Privacy and Security Standards
The fourth group of standards deals with privacy and security, and for the most part, this part of the IFR is straightforward. The reason for the straightforwardness is that the ONC has decided to model their privacy and security criteria off of HIPAA’s Privacy and Security Rules. Therefore, there are no real surprises. With that said, the HITECH Act does direct the various HIT committees as well as the ONC to look at capabilities beyond those specified in the HIPAA Security Rule. Thus, even though the IFR does not change the privacy and security landscape in any major way, there is no promise that things won’t change in the future.
Specifically, the ONC has adopted standards for certain aspects of HIPAA but not others. For example, standards have been adopted for the encryption of data, but not for “access control” measures that are used to prevent unauthorized access at computer terminals connected to EHR systems.

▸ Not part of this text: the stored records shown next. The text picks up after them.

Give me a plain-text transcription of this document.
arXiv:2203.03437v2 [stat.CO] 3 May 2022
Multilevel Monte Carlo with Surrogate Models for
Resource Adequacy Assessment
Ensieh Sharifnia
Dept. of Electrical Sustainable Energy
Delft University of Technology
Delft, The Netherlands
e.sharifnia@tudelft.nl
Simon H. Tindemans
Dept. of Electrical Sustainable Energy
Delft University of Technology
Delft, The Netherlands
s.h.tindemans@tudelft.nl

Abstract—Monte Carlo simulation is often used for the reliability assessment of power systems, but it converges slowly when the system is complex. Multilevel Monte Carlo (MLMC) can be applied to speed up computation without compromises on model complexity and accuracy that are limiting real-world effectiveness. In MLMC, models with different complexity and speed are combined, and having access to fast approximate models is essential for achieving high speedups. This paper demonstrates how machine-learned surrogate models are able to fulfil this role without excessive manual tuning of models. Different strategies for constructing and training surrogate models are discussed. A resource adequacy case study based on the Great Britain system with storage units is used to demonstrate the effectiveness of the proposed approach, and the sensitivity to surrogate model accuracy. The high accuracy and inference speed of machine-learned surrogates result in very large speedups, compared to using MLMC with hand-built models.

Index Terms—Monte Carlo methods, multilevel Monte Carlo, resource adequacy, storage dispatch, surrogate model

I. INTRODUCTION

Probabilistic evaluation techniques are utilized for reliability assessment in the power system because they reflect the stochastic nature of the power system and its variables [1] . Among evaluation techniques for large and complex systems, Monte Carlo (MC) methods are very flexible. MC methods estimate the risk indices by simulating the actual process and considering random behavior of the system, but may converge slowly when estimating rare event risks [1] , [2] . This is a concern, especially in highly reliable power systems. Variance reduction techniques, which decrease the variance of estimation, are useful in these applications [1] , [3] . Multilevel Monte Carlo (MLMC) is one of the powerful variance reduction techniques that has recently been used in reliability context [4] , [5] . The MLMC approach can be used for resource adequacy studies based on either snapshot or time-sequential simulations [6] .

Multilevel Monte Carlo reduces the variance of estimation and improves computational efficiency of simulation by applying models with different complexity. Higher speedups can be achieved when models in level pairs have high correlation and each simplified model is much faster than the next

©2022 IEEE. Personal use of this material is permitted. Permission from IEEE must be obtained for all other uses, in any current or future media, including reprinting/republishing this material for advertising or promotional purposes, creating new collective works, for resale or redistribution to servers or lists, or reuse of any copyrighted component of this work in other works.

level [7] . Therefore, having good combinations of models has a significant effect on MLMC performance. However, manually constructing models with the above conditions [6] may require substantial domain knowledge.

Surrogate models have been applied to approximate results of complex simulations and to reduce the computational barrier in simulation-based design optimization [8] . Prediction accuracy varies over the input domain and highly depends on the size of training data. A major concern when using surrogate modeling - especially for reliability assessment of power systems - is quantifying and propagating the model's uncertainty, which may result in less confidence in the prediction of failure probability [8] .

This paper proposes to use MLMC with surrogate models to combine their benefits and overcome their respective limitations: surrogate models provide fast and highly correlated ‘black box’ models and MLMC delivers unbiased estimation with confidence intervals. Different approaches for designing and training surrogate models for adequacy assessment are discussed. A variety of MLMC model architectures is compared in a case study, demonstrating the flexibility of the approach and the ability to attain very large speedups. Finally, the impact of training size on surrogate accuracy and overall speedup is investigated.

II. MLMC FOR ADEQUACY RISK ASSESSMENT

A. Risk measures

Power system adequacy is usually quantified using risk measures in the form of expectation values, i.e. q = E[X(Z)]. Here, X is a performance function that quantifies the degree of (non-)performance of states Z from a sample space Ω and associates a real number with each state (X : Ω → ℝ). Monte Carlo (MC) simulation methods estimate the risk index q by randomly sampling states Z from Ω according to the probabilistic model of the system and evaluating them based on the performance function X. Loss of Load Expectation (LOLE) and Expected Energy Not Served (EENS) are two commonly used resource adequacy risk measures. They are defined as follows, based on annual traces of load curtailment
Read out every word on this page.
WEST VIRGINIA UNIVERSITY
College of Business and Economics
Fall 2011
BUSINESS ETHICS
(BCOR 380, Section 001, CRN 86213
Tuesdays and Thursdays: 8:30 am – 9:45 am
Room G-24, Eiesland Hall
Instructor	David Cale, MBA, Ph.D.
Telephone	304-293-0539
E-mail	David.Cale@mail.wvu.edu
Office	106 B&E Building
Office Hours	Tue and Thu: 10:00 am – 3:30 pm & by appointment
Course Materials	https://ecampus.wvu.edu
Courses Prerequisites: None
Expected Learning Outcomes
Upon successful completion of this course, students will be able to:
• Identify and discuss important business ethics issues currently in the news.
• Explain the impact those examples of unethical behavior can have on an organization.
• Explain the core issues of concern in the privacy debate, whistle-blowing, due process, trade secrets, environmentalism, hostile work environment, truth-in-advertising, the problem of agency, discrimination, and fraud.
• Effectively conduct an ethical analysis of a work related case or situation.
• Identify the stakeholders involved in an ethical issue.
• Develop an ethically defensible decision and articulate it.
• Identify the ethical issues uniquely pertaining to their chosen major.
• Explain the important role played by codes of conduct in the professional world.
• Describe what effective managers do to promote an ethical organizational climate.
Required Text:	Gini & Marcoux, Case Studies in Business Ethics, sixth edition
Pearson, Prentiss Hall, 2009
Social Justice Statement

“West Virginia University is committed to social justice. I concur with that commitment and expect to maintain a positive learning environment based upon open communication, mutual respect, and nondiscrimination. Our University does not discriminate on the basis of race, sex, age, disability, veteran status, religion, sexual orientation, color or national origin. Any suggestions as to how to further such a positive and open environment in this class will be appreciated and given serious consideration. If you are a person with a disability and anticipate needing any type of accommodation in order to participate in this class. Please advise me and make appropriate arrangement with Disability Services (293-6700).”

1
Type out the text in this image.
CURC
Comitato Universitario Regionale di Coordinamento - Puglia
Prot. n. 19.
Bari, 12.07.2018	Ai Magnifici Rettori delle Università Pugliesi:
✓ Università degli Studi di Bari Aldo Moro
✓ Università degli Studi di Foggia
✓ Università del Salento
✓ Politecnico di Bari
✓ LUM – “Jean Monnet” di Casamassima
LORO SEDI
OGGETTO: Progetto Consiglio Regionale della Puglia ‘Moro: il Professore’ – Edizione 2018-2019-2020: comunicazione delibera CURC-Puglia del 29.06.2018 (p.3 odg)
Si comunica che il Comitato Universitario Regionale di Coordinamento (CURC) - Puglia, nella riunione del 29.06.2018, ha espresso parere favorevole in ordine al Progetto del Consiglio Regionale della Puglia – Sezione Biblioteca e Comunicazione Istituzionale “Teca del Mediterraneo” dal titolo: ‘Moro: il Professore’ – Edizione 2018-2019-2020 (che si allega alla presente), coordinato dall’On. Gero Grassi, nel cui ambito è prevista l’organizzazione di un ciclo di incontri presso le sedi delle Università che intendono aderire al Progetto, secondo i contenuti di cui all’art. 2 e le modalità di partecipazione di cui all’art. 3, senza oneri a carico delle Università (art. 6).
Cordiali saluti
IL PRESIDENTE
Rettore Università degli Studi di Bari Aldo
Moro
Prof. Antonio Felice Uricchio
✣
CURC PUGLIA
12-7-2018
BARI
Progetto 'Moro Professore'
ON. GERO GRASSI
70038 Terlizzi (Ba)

The ONC’s rationale is that the methods of regulating access are evolving at a rapid pace, whereas there are industry best practices available for encrypting information. As a result, the ONC requires all certified EHR systems to be capable of encrypting their data. This is somewhat remarkable given that HIPAA and HITECH do not require all entities to use encryption. The ONC believes that this capability will spur the use of encryption by making it available to all consumers of certified EHR systems. Furthermore, the implementation of encryption by HIPAA covered entities is important because it acts as a safe harbor, relieving them of the responsibility of having to report a data breach.
As Table 2B shows, the ONC distinguishes between the general encryption of stored data on the one hand and the encryption of transmitted data on the other hand. Please click on the thumbnail below to enlarge the table.
The ONC has stated numerous times that the IFR in no way changes the responsibilities of covered entities or business associates under HIPAA (and HITECH). Rather, it solely concerns the capabilities of certified EHR systems.